Advertising works. These ads do exactly what the pharma companies intend them to do — they make us wonder whether we, too, might be candidates for $74,159-a-month Myalept, or $46,828-a-month Takhzyro, or 30 days’ worth of Mavenclad at $60,371 a pop. Or, as Steve Woloshin of the Center for Medicine and Media at Dartmouth Institute told Consumer Reports: “They increase patient requests and prescriptions for advertised drugs, even when there are lower-cost alternatives.”
So next time you’re being bombarded by annoyingly upbeat ads for Skyrizi and Tremfya and Dupixent, console yourself by remembering: They’re providing jobs for poets and linguists. Who else is gonna do that in this day and age? And however dumb you think the names Xeljanz and Opdivo and Rexulti are, imagine how awful the hundreds and hundreds of other proposed names for those drugs — the ones that got rejected — must have been.

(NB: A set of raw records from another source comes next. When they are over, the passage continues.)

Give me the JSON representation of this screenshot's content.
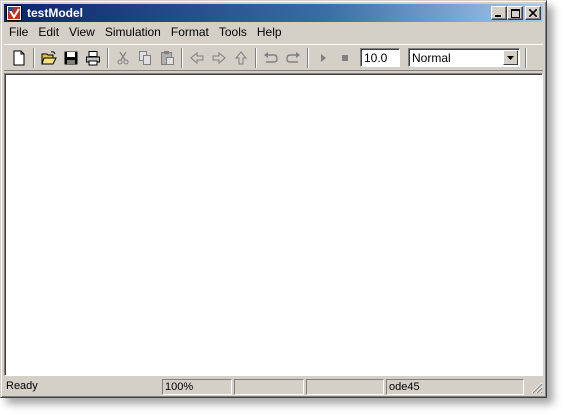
{
  "window": {
    "title": "testModel"
  },
  "titlebar_buttons": {
    "minimize": "minimize-icon",
    "maximize": "maximize-icon",
    "close": "close-icon"
  },
  "menu": {
    "items": [
      "File",
      "Edit",
      "View",
      "Simulation",
      "Format",
      "Tools",
      "Help"
    ]
  },
  "toolbar": {
    "icons": [
      "new-icon",
      "open-icon",
      "save-icon",
      "print-icon",
      "cut-icon",
      "copy-icon",
      "paste-icon",
      "back-icon",
      "forward-icon",
      "up-icon",
      "undo-icon",
      "redo-icon",
      "start-icon",
      "stop-icon"
    ],
    "stop_time": "10.0",
    "sim_mode": "Normal"
  },
  "status": {
    "ready": "Ready",
    "zoom": "100%",
    "blank1": "",
    "blank2": "",
    "solver": "ode45"
  },
  "colors": {
    "face": "#d4d0c8",
    "title_start": "#0a246a",
    "title_end": "#a6caf0",
    "canvas": "#ffffff"
  }
}
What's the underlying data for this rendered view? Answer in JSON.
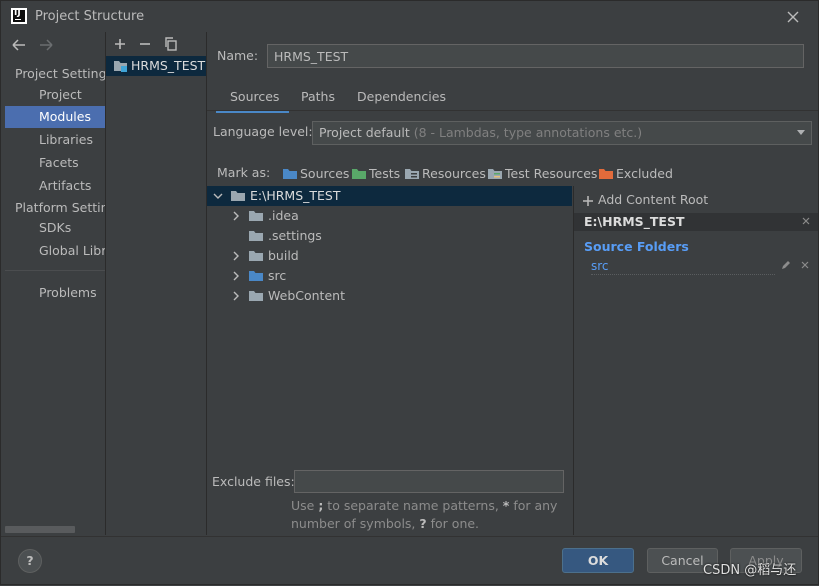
{
  "window": {
    "title": "Project Structure"
  },
  "nav": {
    "project_settings_heading": "Project Settings",
    "platform_settings_heading": "Platform Settings",
    "items": [
      {
        "label": "Project"
      },
      {
        "label": "Modules"
      },
      {
        "label": "Libraries"
      },
      {
        "label": "Facets"
      },
      {
        "label": "Artifacts"
      },
      {
        "label": "SDKs"
      },
      {
        "label": "Global Libraries"
      },
      {
        "label": "Problems"
      }
    ]
  },
  "modules": {
    "items": [
      {
        "label": "HRMS_TEST"
      }
    ]
  },
  "name_field": {
    "label": "Name:",
    "value": "HRMS_TEST"
  },
  "tabs": [
    {
      "label": "Sources"
    },
    {
      "label": "Paths"
    },
    {
      "label": "Dependencies"
    }
  ],
  "language_level": {
    "label": "Language level:",
    "value": "Project default",
    "hint": "(8 - Lambdas, type annotations etc.)"
  },
  "mark_as": {
    "label": "Mark as:",
    "items": [
      {
        "label": "Sources",
        "color": "#4a88c7"
      },
      {
        "label": "Tests",
        "color": "#59a869"
      },
      {
        "label": "Resources",
        "color": "#9aa7b0"
      },
      {
        "label": "Test Resources",
        "color": "#9aa7b0"
      },
      {
        "label": "Excluded",
        "color": "#e26b3b"
      }
    ]
  },
  "tree": {
    "root": "E:\\HRMS_TEST",
    "children": [
      {
        "label": ".idea"
      },
      {
        "label": ".settings"
      },
      {
        "label": "build"
      },
      {
        "label": "src"
      },
      {
        "label": "WebContent"
      }
    ]
  },
  "content_root": {
    "add_label": "Add Content Root",
    "path": "E:\\HRMS_TEST",
    "source_folders_title": "Source Folders",
    "source_folders": [
      "src"
    ]
  },
  "exclude_files": {
    "label": "Exclude files:",
    "value": "",
    "help_prefix": "Use ",
    "help_sep": ";",
    "help_mid": " to separate name patterns, ",
    "help_star": "*",
    "help_mid2": " for any number of symbols, ",
    "help_q": "?",
    "help_suffix": " for one."
  },
  "buttons": {
    "help": "?",
    "ok": "OK",
    "cancel": "Cancel",
    "apply": "Apply"
  },
  "watermark": "CSDN @稻与还"
}
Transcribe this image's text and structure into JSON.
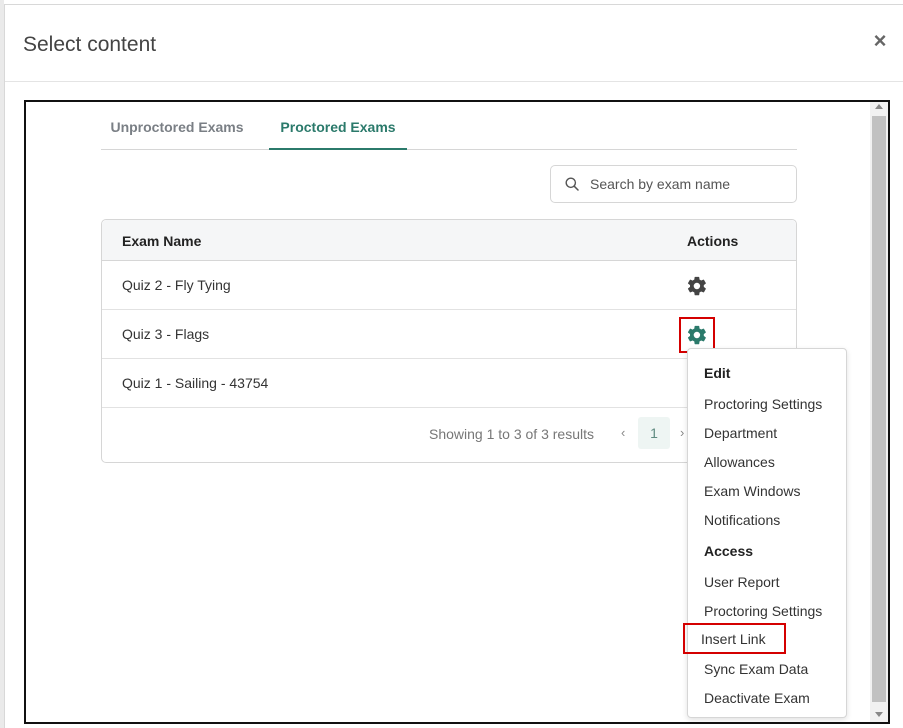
{
  "modal": {
    "title": "Select content",
    "close_label": "×"
  },
  "tabs": [
    {
      "label": "Unproctored Exams",
      "active": false
    },
    {
      "label": "Proctored Exams",
      "active": true
    }
  ],
  "search": {
    "placeholder": "Search by exam name",
    "value": ""
  },
  "table": {
    "headers": {
      "name": "Exam Name",
      "actions": "Actions"
    },
    "rows": [
      {
        "name": "Quiz 2 - Fly Tying"
      },
      {
        "name": "Quiz 3 - Flags"
      },
      {
        "name": "Quiz 1 - Sailing - 43754"
      }
    ],
    "footer": "Showing 1 to 3 of 3 results",
    "pagination": {
      "prev": "‹",
      "current": "1",
      "next": "›"
    }
  },
  "actions_menu": {
    "edit_header": "Edit",
    "edit_items": [
      "Proctoring Settings",
      "Department",
      "Allowances",
      "Exam Windows",
      "Notifications"
    ],
    "access_header": "Access",
    "access_items": [
      "User Report",
      "Proctoring Settings",
      "Insert Link",
      "Sync Exam Data",
      "Deactivate Exam"
    ]
  },
  "colors": {
    "accent": "#2b7a6b",
    "highlight": "#d40000",
    "gear_default": "#444444"
  },
  "icons": {
    "search": "search-icon",
    "gear": "gear-icon",
    "close": "close-icon"
  }
}
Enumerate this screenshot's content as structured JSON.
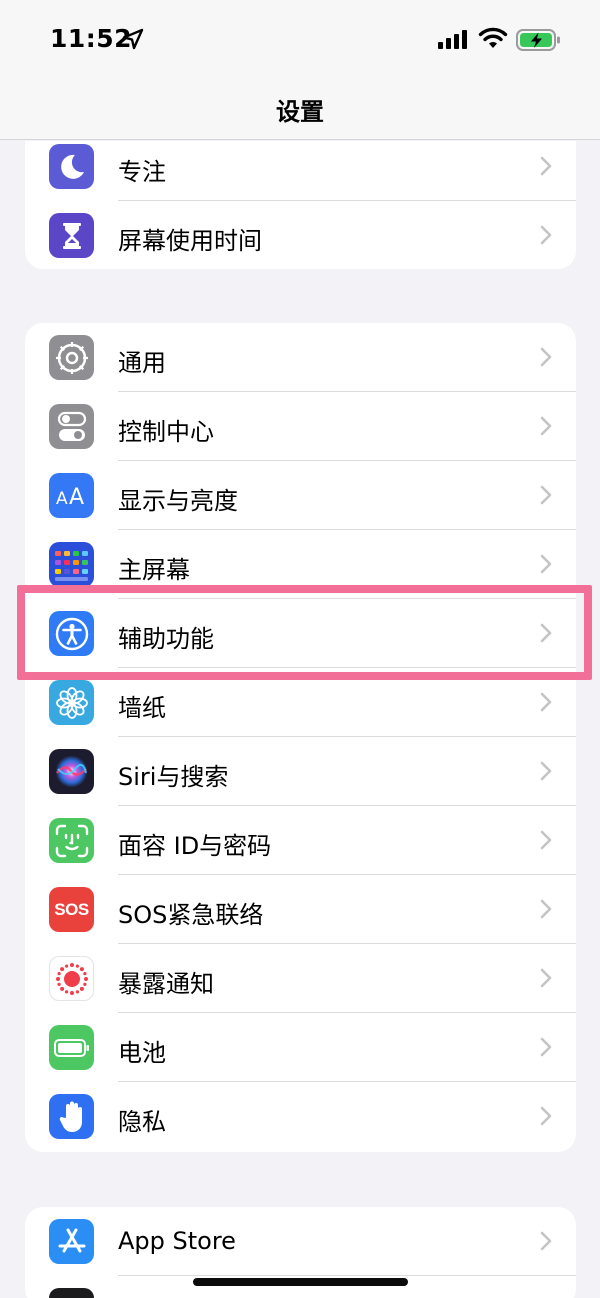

I have a modest proposal for Big Pharma and the FDA: Why don’t you start a new network that shows nothing but prescription drug ads and get them the hell off everywhere else? The hypochondria-prone among us could then watch that channel 24/7, ask their doctors about AcipHex and Addyi, and leave the rest of us alone. You may protest that nobody would tune in to such a channel, but you’d be wrong. I recently stumbled on another ad for the psoriasis drug Otezla (“Show more of you!”) on YouTube. To my astonishment, it had more than 14,000 views — and tons of comments, too. Most of them had to do with one of the actors in the ad:
— That woman in the yellow swimsuit is so cute ❤️❤️❤️
— Those legs. That smile. She looks so amazing!!!!
— Baby doll
— Omg that woman in the yellow swimsuit has beautiful feet
Believe me, somebody will watch. You’ll see.
Published as “The Real Drug Wars” in the August 2022 issue of Philadelphia magazine.